Force A Bigot To Make It Make Sense
A customer comes up to me to buy a USB stick. It’s Pride month, so I am wearing my work ID around my neck on a Pride flag lanyard.
Customer: “Are you a gay?!“
Yes, he said, “A gay.”
Me: “I’m not under any obligation to tell you that, but yes, I am.”
Customer: “I want to speak to your manager!”
I call my manager over, who asks what the issue is.
Customer: “I don’t think your cashiers should be making… displays of themselves!”
Manager: *Looks around* “I only see a display for our smartphone deals.” *To me* “[My Name], did you stick pictures of yourself all over our displays?”
Me: *Smirking* “Not me!”
Manager: *Back to the customer* “Ah, there we have it. I can confirm there are no displays of my cashier in the store.”
Customer: “You know what I mean! I don’t believe in what he’s promoting!”
Manager: “You don’t believe in USB sticks?”
Customer: “I don’t believe in homosexuality!”
Manager: “So, you don’t believe gay people exist?”

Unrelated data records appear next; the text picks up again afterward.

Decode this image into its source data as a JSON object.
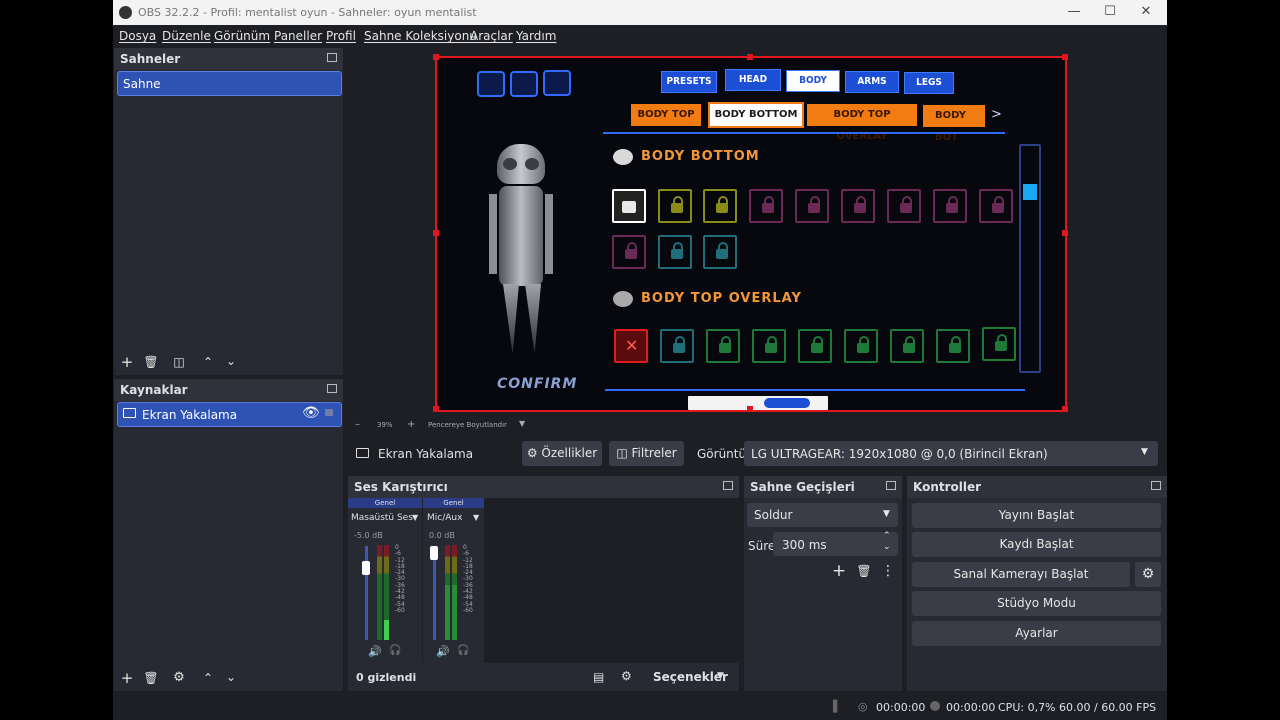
{
  "window": {
    "title": "OBS 32.2.2 - Profil: mentalist oyun - Sahneler: oyun mentalist"
  },
  "menu": [
    "Dosya",
    "Düzenle",
    "Görünüm",
    "Paneller",
    "Profil",
    "Sahne Koleksiyonu",
    "Araçlar",
    "Yardım"
  ],
  "scenes": {
    "title": "Sahneler",
    "items": [
      "Sahne"
    ]
  },
  "sources": {
    "title": "Kaynaklar",
    "items": [
      "Ekran Yakalama"
    ]
  },
  "preview": {
    "zoom": "39%",
    "fit_label": "Pencereye Boyutlandır",
    "game": {
      "tabs": [
        "PRESETS",
        "HEAD",
        "BODY",
        "ARMS",
        "LEGS"
      ],
      "subtabs": [
        "BODY TOP",
        "BODY BOTTOM",
        "BODY TOP OVERLAY",
        "BODY BOT"
      ],
      "next_arrow": ">",
      "section1": "BODY BOTTOM",
      "section2": "BODY TOP OVERLAY",
      "confirm": "CONFIRM"
    }
  },
  "source_bar": {
    "source_name": "Ekran Yakalama",
    "properties": "Özellikler",
    "filters": "Filtreler",
    "display_label": "Görüntü",
    "display_value": "LG ULTRAGEAR: 1920x1080 @ 0,0 (Birincil Ekran)"
  },
  "mixer": {
    "title": "Ses Karıştırıcı",
    "channels": [
      {
        "group": "Genel",
        "name": "Masaüstü Ses",
        "db": "-5.0 dB"
      },
      {
        "group": "Genel",
        "name": "Mic/Aux",
        "db": "0.0 dB"
      }
    ],
    "scale": [
      "0",
      "-6",
      "-12",
      "-18",
      "-24",
      "-30",
      "-36",
      "-42",
      "-48",
      "-54",
      "-60"
    ],
    "hidden": "0 gizlendi",
    "options": "Seçenekler"
  },
  "transitions": {
    "title": "Sahne Geçişleri",
    "type": "Soldur",
    "duration_label": "Süre",
    "duration": "300 ms"
  },
  "controls": {
    "title": "Kontroller",
    "buttons": [
      "Yayını Başlat",
      "Kaydı Başlat",
      "Sanal Kamerayı Başlat",
      "Stüdyo Modu",
      "Ayarlar"
    ]
  },
  "status": {
    "stream_time": "00:00:00",
    "rec_time": "00:00:00",
    "cpu": "CPU: 0,7%",
    "fps": "60.00 / 60.00 FPS"
  },
  "colors": {
    "accent": "#2f53b5",
    "recording_red": "#e0181e",
    "game_orange": "#f27b12",
    "game_blue": "#1d4fd6"
  }
}
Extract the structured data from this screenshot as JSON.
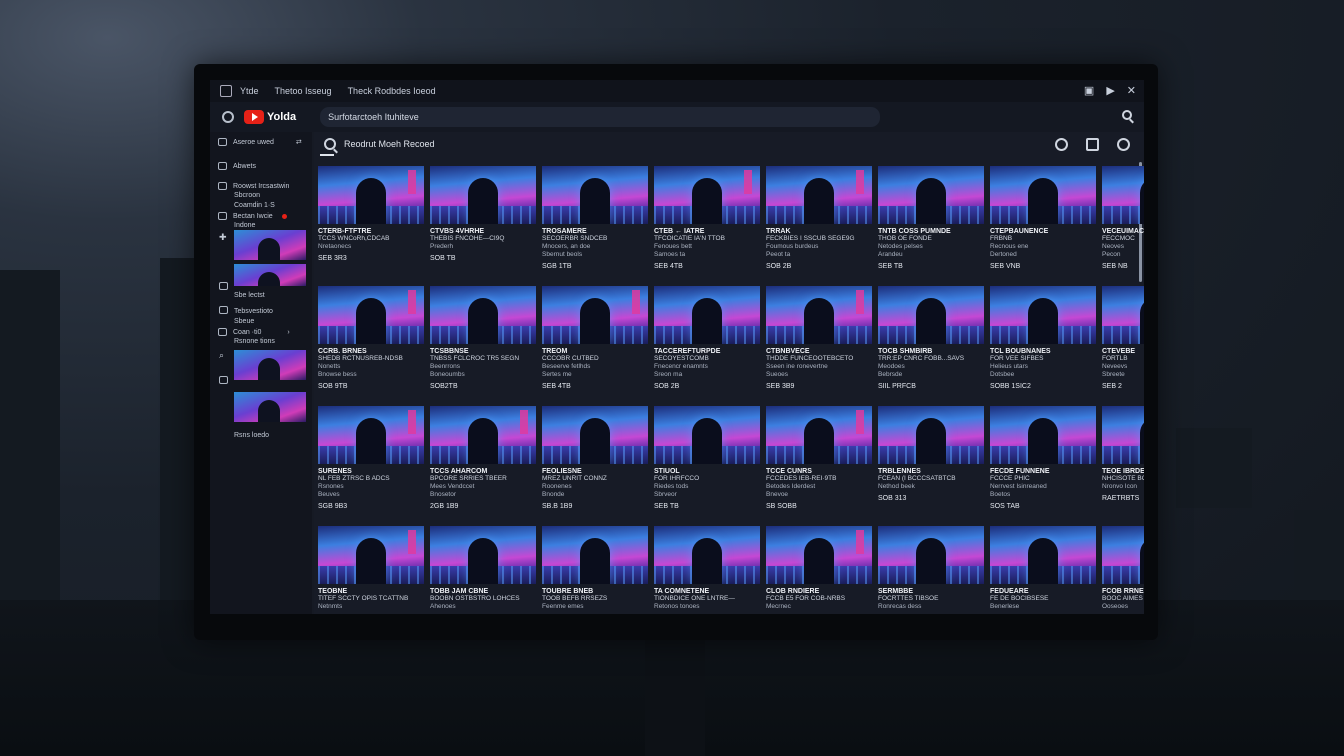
{
  "window": {
    "tab_label": "Ytde",
    "title1": "Thetoo Isseug",
    "title2": "Theck Rodbdes Ioeod"
  },
  "app": {
    "logo_text": "Yolda",
    "search_value": "Surfotarctoeh Ituhiteve"
  },
  "sidebar": {
    "header": "Aseroe uwed",
    "item_abwets": "Abwets",
    "line1": "Roowst Ircsastwin",
    "line2": "Sbcroon",
    "line3": "Coamdin 1·S",
    "line4": "Bectan Iwcie",
    "line5": "Indone",
    "line6": "Sbe lectst",
    "line7": "Tebsvestioto",
    "line8": "Sbeue",
    "line9": "Coan ·ti0",
    "line10": "Rsnone tions",
    "line11": "Rsns loedo"
  },
  "content": {
    "heading": "Reodrut Moeh Recoed"
  },
  "cards": [
    {
      "title": "CTERB-FTFTRE",
      "sub": "TCCS WNCoRh,CDCAB",
      "meta": "Nretaonecs",
      "meta2": "",
      "stat": "SEB 3R3"
    },
    {
      "title": "CTVBS 4VHRHE",
      "sub": "THEBIS FNCOHE—CI9Q",
      "meta": "Prederh",
      "meta2": "",
      "stat": "SOB TB"
    },
    {
      "title": "TROSAMERE",
      "sub": "SECOERBR SNDCEB",
      "meta": "Mnocers, an doe",
      "meta2": "Sbernut beols",
      "stat": "SGB 1TB"
    },
    {
      "title": "CTEB ← IATRE",
      "sub": "TFCOICATIE IA'N TTOB",
      "meta": "Fenoues bett",
      "meta2": "Samoes ta",
      "stat": "SEB 4TB"
    },
    {
      "title": "TRRAK",
      "sub": "FECKBIES I SSCUB SEGE9G",
      "meta": "Foumous burdeus",
      "meta2": "Peeot ta",
      "stat": "SOB 2B"
    },
    {
      "title": "TNTB COSS PUMNDE",
      "sub": "THOB OE FONDE",
      "meta": "Netodes pelses",
      "meta2": "Arandeu",
      "stat": "SEB TB"
    },
    {
      "title": "CTEPBAUNENCE",
      "sub": "FRBNB",
      "meta": "Recnous ene",
      "meta2": "Dertoned",
      "stat": "SEB VNB"
    },
    {
      "title": "VECEUIMAC",
      "sub": "FECCMOC",
      "meta": "Neoves",
      "meta2": "Pecon",
      "stat": "SEB NB"
    },
    {
      "title": "CCRB. BRNES",
      "sub": "SHEDB RCTNUSREB-NDSB",
      "meta": "Nonetts",
      "meta2": "Bnowse bess",
      "stat": "SOB 9TB"
    },
    {
      "title": "TCSBBNSE",
      "sub": "TNBSS FCLCROC TR5 SEGN",
      "meta": "Beenrrons",
      "meta2": "Boneoumbs",
      "stat": "SOB2TB"
    },
    {
      "title": "TREOM",
      "sub": "CCCOBR CUTBED",
      "meta": "Beseerve fetlhds",
      "meta2": "Sertes me",
      "stat": "SEB 4TB"
    },
    {
      "title": "TACCEREFTURPDE",
      "sub": "SECOYESTCOMB",
      "meta": "Fnecencr enamnts",
      "meta2": "Sreon ma",
      "stat": "SOB 2B"
    },
    {
      "title": "CTBNBVECE",
      "sub": "THDDE FUNCEOOTEBCETO",
      "meta": "Sseen ine ronevertne",
      "meta2": "Sueoes",
      "stat": "SEB 3B9"
    },
    {
      "title": "TOCB SHMBIRB",
      "sub": "TRR:EP CNRC FOBB...SAVS",
      "meta": "Meodoes",
      "meta2": "Bebrsde",
      "stat": "SIIL PRFCB"
    },
    {
      "title": "TCL BOUBNANES",
      "sub": "FOR VEE SIFBES",
      "meta": "Helieus utars",
      "meta2": "Dotsbee",
      "stat": "SOBB 1SIC2"
    },
    {
      "title": "CTEVEBE",
      "sub": "FORTLB",
      "meta": "Neveevs",
      "meta2": "Sbreete",
      "stat": "SEB 2"
    },
    {
      "title": "SURENES",
      "sub": "NL FEB ZTRSC B ADCS",
      "meta": "Rsnones",
      "meta2": "Beuves",
      "stat": "SGB 9B3"
    },
    {
      "title": "TCCS AHARCOM",
      "sub": "BPCORE SRRIES TBEER",
      "meta": "Mees Vendccet",
      "meta2": "Bnosetor",
      "stat": "2GB 1B9"
    },
    {
      "title": "FEOLIESNE",
      "sub": "MREZ UNRIT CONNZ",
      "meta": "Roonenes",
      "meta2": "Bnonde",
      "stat": "SB.B 1B9"
    },
    {
      "title": "STIUOL",
      "sub": "FOR IHRFCCO",
      "meta": "Riedes tods",
      "meta2": "Sbrveor",
      "stat": "SEB TB"
    },
    {
      "title": "TCCE CUNRS",
      "sub": "FCCEDES IEB-REI·9TB",
      "meta": "Betodes Iderdest",
      "meta2": "Bnevoe",
      "stat": "SB SOBB"
    },
    {
      "title": "TRBLENNES",
      "sub": "FCEAN (I BCCCSATBTCB",
      "meta": "Nethod beek",
      "meta2": "",
      "stat": "SOB 313"
    },
    {
      "title": "FECDE FUNNENE",
      "sub": "FCCCE PHIC",
      "meta": "Nerrvest Isinreaned",
      "meta2": "Boetos",
      "stat": "SOS TAB"
    },
    {
      "title": "TEOE IBRDES",
      "sub": "NHCISOTE BONTE",
      "meta": "Nronvo Icon",
      "meta2": "",
      "stat": "RAETRBTS"
    },
    {
      "title": "TEOBNE",
      "sub": "TITEF SCCTY OPIS TCATTNB",
      "meta": "Netnmts",
      "meta2": "",
      "stat": ""
    },
    {
      "title": "TOBB JAM CBNE",
      "sub": "BOOBN OSTBSTRO LOHCES",
      "meta": "Ahenoes",
      "meta2": "",
      "stat": ""
    },
    {
      "title": "TOUBRE BNEB",
      "sub": "TOOB BEFB RRSEZS",
      "meta": "Feenme emes",
      "meta2": "",
      "stat": ""
    },
    {
      "title": "TA COMNETENE",
      "sub": "TIONBDICE ONE LNTRE—",
      "meta": "Retonos tonoes",
      "meta2": "",
      "stat": ""
    },
    {
      "title": "CLOB RNDIERE",
      "sub": "FCCB E5 FOR COB-NRBS",
      "meta": "Mecrnec",
      "meta2": "",
      "stat": ""
    },
    {
      "title": "SERMBBE",
      "sub": "FOCRTTES TIBSOE",
      "meta": "Ronrecas dess",
      "meta2": "",
      "stat": ""
    },
    {
      "title": "FEDUEARE",
      "sub": "FE DE BOCIBSESE",
      "meta": "Benerlese",
      "meta2": "",
      "stat": ""
    },
    {
      "title": "FCOB RRNES",
      "sub": "BOOC AIMES",
      "meta": "Ooseoes",
      "meta2": "",
      "stat": ""
    }
  ]
}
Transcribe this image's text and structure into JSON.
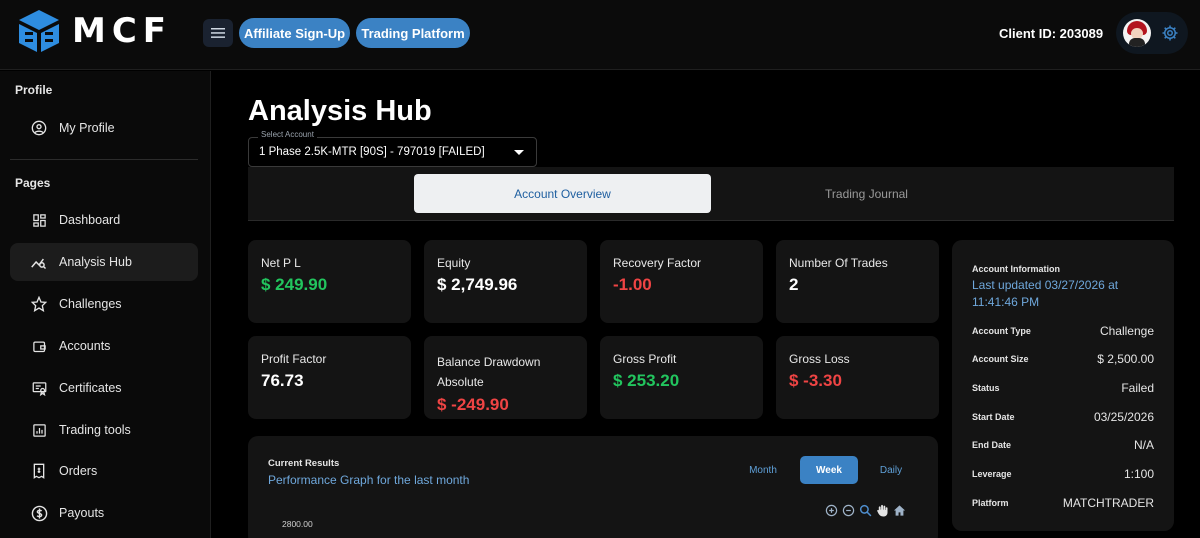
{
  "header": {
    "logo_text": "MCF",
    "affiliate_label": "Affiliate Sign-Up",
    "trading_platform_label": "Trading Platform",
    "client_id": "Client ID: 203089"
  },
  "sidebar": {
    "profile_title": "Profile",
    "profile_items": [
      {
        "label": "My Profile",
        "icon": "user-circle-icon"
      }
    ],
    "pages_title": "Pages",
    "pages_items": [
      {
        "label": "Dashboard",
        "icon": "dashboard-icon"
      },
      {
        "label": "Analysis Hub",
        "icon": "analysis-icon",
        "active": true
      },
      {
        "label": "Challenges",
        "icon": "star-icon"
      },
      {
        "label": "Accounts",
        "icon": "wallet-icon"
      },
      {
        "label": "Certificates",
        "icon": "certificate-icon"
      },
      {
        "label": "Trading tools",
        "icon": "bar-chart-icon"
      },
      {
        "label": "Orders",
        "icon": "receipt-icon"
      },
      {
        "label": "Payouts",
        "icon": "dollar-icon"
      }
    ]
  },
  "main": {
    "title": "Analysis Hub",
    "select_label": "Select Account",
    "select_value": "1 Phase 2.5K-MTR [90S] - 797019 [FAILED]",
    "tabs": [
      {
        "label": "Account Overview",
        "active": true
      },
      {
        "label": "Trading Journal",
        "active": false
      }
    ],
    "stats": [
      {
        "label": "Net P L",
        "value": "$ 249.90",
        "color": "#22c55e"
      },
      {
        "label": "Equity",
        "value": "$ 2,749.96",
        "color": "#ffffff"
      },
      {
        "label": "Recovery Factor",
        "value": "-1.00",
        "color": "#ef4444"
      },
      {
        "label": "Number Of Trades",
        "value": "2",
        "color": "#ffffff"
      },
      {
        "label": "Profit Factor",
        "value": "76.73",
        "color": "#ffffff"
      },
      {
        "label": "Balance Drawdown Absolute",
        "value": "$ -249.90",
        "color": "#ef4444"
      },
      {
        "label": "Gross Profit",
        "value": "$ 253.20",
        "color": "#22c55e"
      },
      {
        "label": "Gross Loss",
        "value": "$ -3.30",
        "color": "#ef4444"
      }
    ],
    "account_info": {
      "title": "Account Information",
      "updated": "Last updated 03/27/2026 at 11:41:46 PM",
      "rows": [
        {
          "key": "Account Type",
          "value": "Challenge"
        },
        {
          "key": "Account Size",
          "value": "$ 2,500.00"
        },
        {
          "key": "Status",
          "value": "Failed"
        },
        {
          "key": "Start Date",
          "value": "03/25/2026"
        },
        {
          "key": "End Date",
          "value": "N/A"
        },
        {
          "key": "Leverage",
          "value": "1:100"
        },
        {
          "key": "Platform",
          "value": "MATCHTRADER"
        }
      ]
    },
    "results": {
      "title": "Current Results",
      "subtitle": "Performance Graph for the last month",
      "ranges": [
        "Month",
        "Week",
        "Daily"
      ],
      "selected_range": "Week",
      "y_top_tick": "2800.00"
    }
  }
}
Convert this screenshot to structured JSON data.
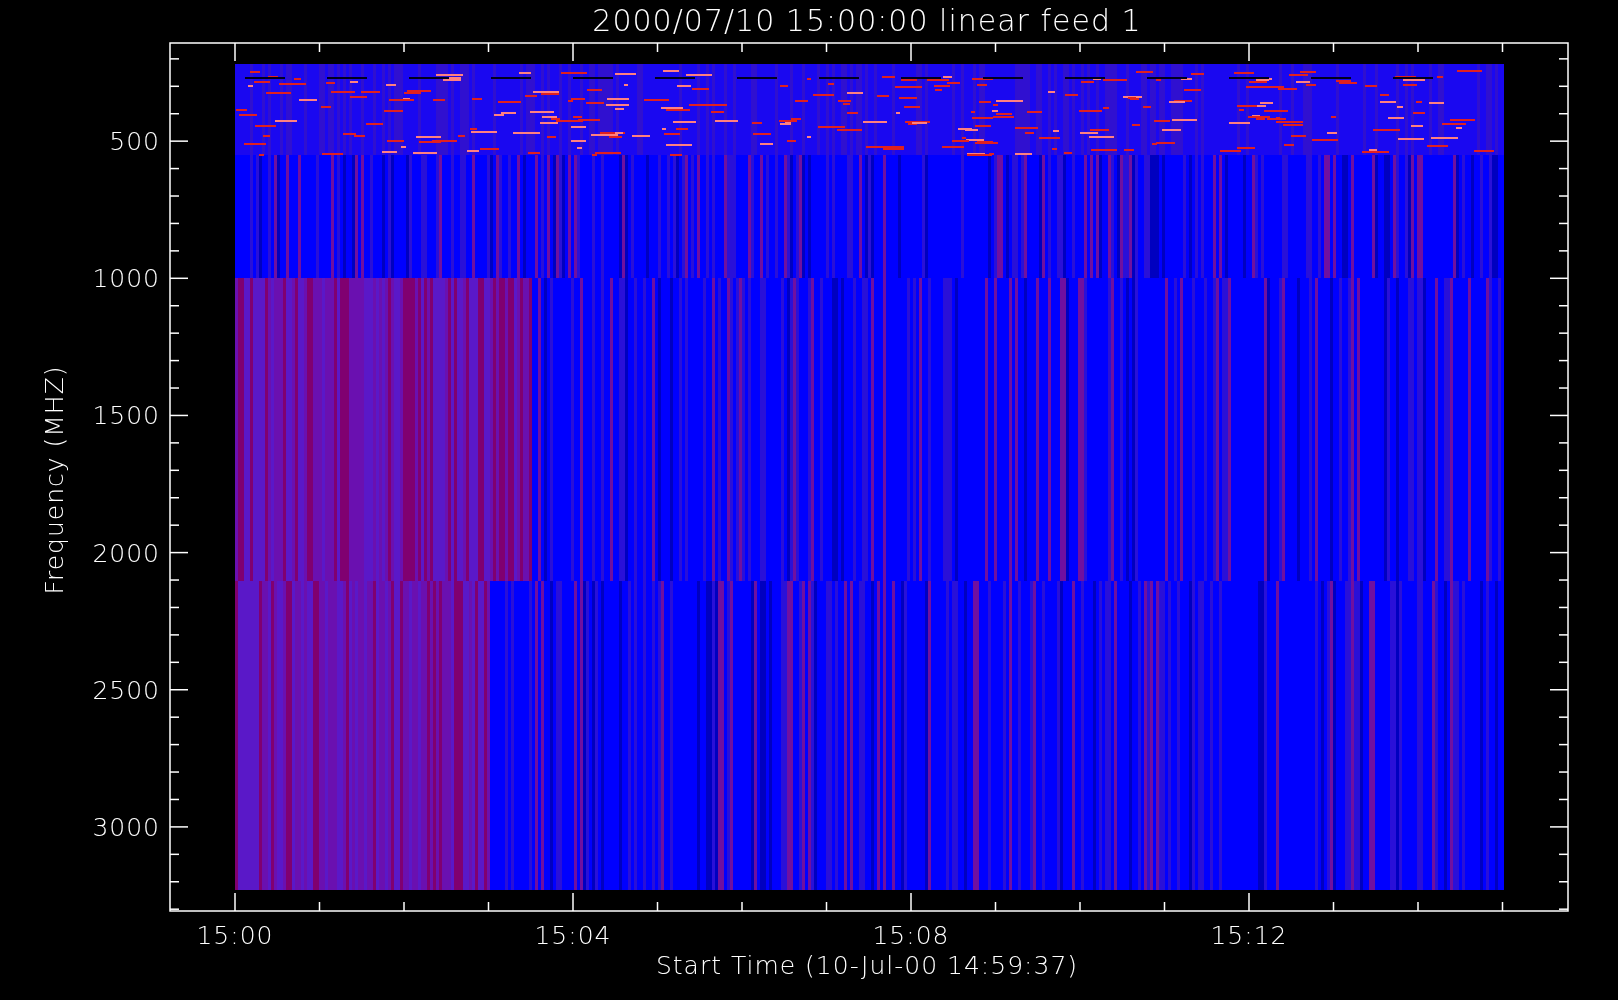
{
  "plot": {
    "title": "2000/07/10 15:00:00 linear feed 1",
    "y_axis": {
      "label": "Frequency (MHZ)",
      "tick_labels": [
        "500",
        "1000",
        "1500",
        "2000",
        "2500",
        "3000"
      ]
    },
    "x_axis": {
      "label": "Start Time (10-Jul-00 14:59:37)",
      "tick_labels": [
        "15:00",
        "15:04",
        "15:08",
        "15:12"
      ]
    }
  }
}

Customer: “Well… I mean… of course… but… do they have to put it all out on display for everyone else to see?!”
Manager: “What do they have on display that’s specifically gay?”
Customer: “The gay stuff!”
Manager: “The only difference — as far as I can tell — between gay and straight men is the gender of their sexual partners. Are you saying they were engaging in sexual intercourse in front of you?”
Customer: “Well… no… but you know what I mean!”
Manager: “I’m afraid I don’t know what you mean.”
Customer: “I don’t want them doing any gay stuff in front of me!”
Manager: “Selling you a USB stick is gay?”
Customer: “Urgh!”
The customer drops his purchases and storms out. My manager calls out after him.
Manager: “Sir! What are you going to be doing with the USB stick that’s so ‘gay’?”